There was a saying in Kentucky told me as a child: "Don't get too clever for your own good." Like most virtues, cleverness is always in danger of turning on itself, of undoing itself as a virtuous street "smartness" that helps one to navigate a difficult world. If in the rush to lawyering and clever speaking, we let a virtue like cleverness get split off from wisdom, this professional virtue becomes a vice.

Notes

<1> Robert Pirsig, in Zen and the Art of Motorcycle Maintenance (New York: William Morrow & Company, 1974) argues that we should rethink our view of the sophists.

<2> If anyone requests my services in devising a canon of required reading for law students (a remote possibility), I nominate Plato's Protagoras and Gorgias, two ancient texts still worthy of attention and careful reading.

<3> Socrates and his doubt about the teaching of virtue is still the subject of debate in legal education legal circles although we are unlikely to identify the historical antecedents of the debate.

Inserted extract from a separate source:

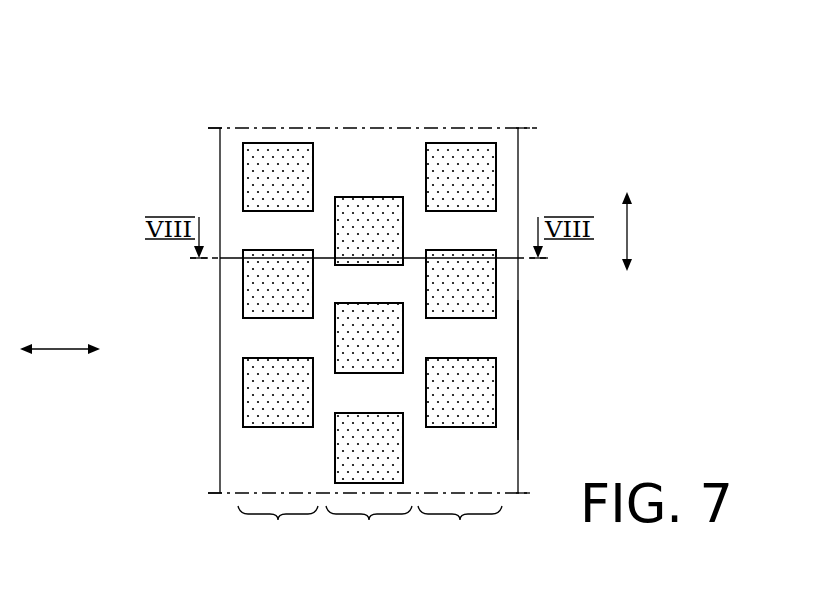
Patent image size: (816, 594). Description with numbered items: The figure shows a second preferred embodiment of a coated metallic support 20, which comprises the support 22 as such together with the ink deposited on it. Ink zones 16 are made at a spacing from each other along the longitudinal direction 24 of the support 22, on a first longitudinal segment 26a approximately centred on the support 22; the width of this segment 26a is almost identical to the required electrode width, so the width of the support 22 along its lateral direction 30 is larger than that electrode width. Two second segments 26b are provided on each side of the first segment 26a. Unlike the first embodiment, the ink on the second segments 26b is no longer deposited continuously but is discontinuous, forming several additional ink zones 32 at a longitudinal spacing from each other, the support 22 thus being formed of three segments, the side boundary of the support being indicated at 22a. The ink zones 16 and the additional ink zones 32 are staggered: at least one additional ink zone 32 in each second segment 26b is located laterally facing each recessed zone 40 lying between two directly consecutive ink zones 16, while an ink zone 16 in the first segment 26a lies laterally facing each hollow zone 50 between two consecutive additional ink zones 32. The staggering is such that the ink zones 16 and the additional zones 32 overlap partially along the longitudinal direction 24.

<4> The Hauerwas and Shaffer exploration of Sir Thomas More and the source of his hope can be found in, Stanley Hauerwas and Thomas Shaffer, Hope in the Life of Sir Thomas More, 54 Notre Dame Law. 569 (1979). The basic text for their commentary was Robert Bolt's magnificent play, A Man for All Seasons (New York: Vintage Books, 1962).

<5> The great American fictional lawyer, Atticus Finch is the protagonist in Harper Lee's To Kill a Mockingbird (New York: Popular Library, 1962). See generally, Thomas L. Shaffer, The Moral Theology of Atticus Finch, 42 U. Pitts. L. Rev. 181 (1981). Legal educators are now beginning to pay attention to To Kill a Mockingbird and the story of Atticus Finch. See, Symposium: To Kill a Mockingbird, 45 Ala. L. Rev. 389-584 (1994). And yes, there are naysayers, see, Monroe Freedman, "Atticus Finch, Esq., R.I.P.," Legal Times, February 24, 1992; Monroe Freedman, "Finch: The Lawyer Mythologized," Legal Times, May 18, 1992; Monroe Freedman, Atticus Finch — Right and Wrong, 45 Ala. L. Rev. 473 (1994).

<6> For an exploration of the proposition that lawyers misunderstand the requirements of "zealousness" in their representation of clients, see James R. Elkins, The Moral Labyrinth of Zealous Advocacy, 21 Cap. U. L. Rev. 735 (1992).